Écrivaine de Camagüey : « Plus de quarante-huit heures sans électricité et je ne peux même pas me plaindre »

Apagón à Cuba (Image de Référence)Photo © El Mundo / Capture

La écrivaine et journaliste camaguéyana María Antonia Borroto Trujillo a dénoncé ce vendredi sur Facebook que son quartier accumule 48 heures consécutives sans électricité et que, lors de sa tentative de déposer une plainte formelle auprès des autorités électriques, elle a été renvoyée d'un appel à l'autre jusqu'à ce qu'on lui dise de revenir lundi.

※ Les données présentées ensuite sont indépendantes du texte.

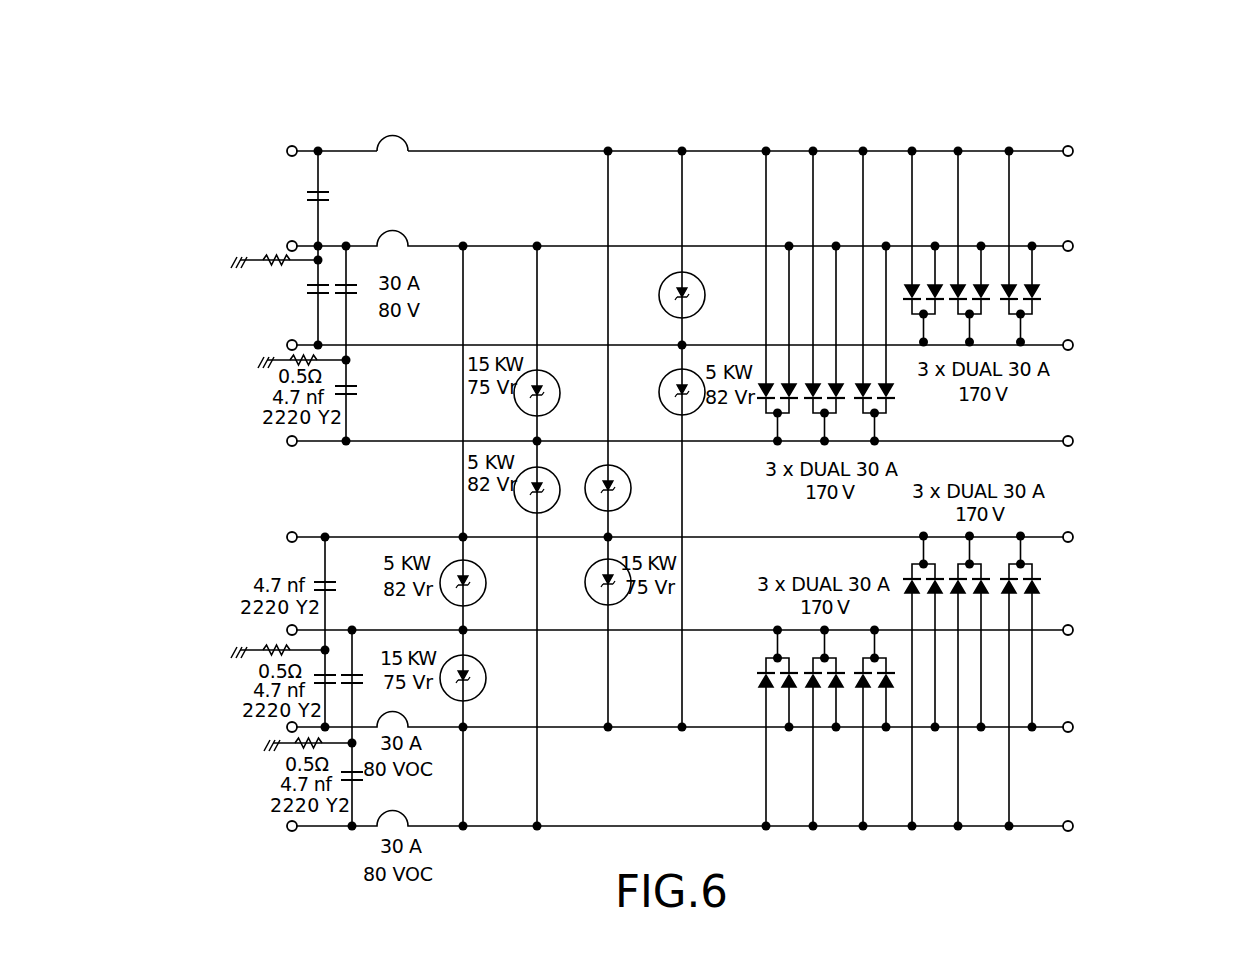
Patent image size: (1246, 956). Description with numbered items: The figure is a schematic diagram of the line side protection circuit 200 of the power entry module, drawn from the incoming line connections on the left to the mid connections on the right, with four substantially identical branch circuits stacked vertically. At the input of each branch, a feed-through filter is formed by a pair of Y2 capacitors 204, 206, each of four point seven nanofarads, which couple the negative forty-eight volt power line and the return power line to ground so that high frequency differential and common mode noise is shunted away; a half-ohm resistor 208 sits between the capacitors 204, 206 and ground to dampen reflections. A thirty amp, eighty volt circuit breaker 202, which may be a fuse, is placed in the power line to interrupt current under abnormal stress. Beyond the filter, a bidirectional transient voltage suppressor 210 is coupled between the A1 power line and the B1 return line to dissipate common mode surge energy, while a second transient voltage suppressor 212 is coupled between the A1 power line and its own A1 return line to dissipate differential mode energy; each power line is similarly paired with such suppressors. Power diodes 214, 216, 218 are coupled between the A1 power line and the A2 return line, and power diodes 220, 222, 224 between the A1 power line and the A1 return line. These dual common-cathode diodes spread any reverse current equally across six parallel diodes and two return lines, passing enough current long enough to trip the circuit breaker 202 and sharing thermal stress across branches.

Borroto Trujillo, docteure en sciences de la communication et membre de l'Union des écrivains et artistes de Cuba (UNEAC), a relaté qu'après deux jours sans service, elle a de nouveau composé le numéro officiel de l'Union Électrique, le 18888. « Une jeune femme très aimable m'a répondu et m'a dit que notre rapport était toujours en attente — je dis "notre" car plusieurs voisins ont insisté — et qu'elle n'avait aucune idée de quand ils viendraient résoudre le problème », a-t-elle écrit.

Captura de FB/María Antonia Borroto Trujillo

En demandant si une interruption aussi prolongée leur accorderait une priorité, l'opératrice l'a dirigée vers le numéro de la ligne d'Assistance à la Population du Bureau Électrique de base (OBE) municipal, l'entité chargée de recevoir les réclamations formelles.

Ce qui a suivi fut une série de trois appels sans résultat.

Lors du premier appel, un fonctionnaire lui a demandé de rappeler dans trois minutes pour qu'elle soit transférée à la personne en charge des réclamations. Lors du deuxième appel, cette personne en charge l'a coupée immédiatement : « Rappelez dans quarante minutes. Je suis en train d'aider quelqu'un et je ne peux pas vous laisser en suspens pour m'occuper de vous. »

Lors de la troisième tentative, le temps étant déjà écoulé, la réponse fut définitive : la responsable était partie et il n'y aurait pas de service avant lundi.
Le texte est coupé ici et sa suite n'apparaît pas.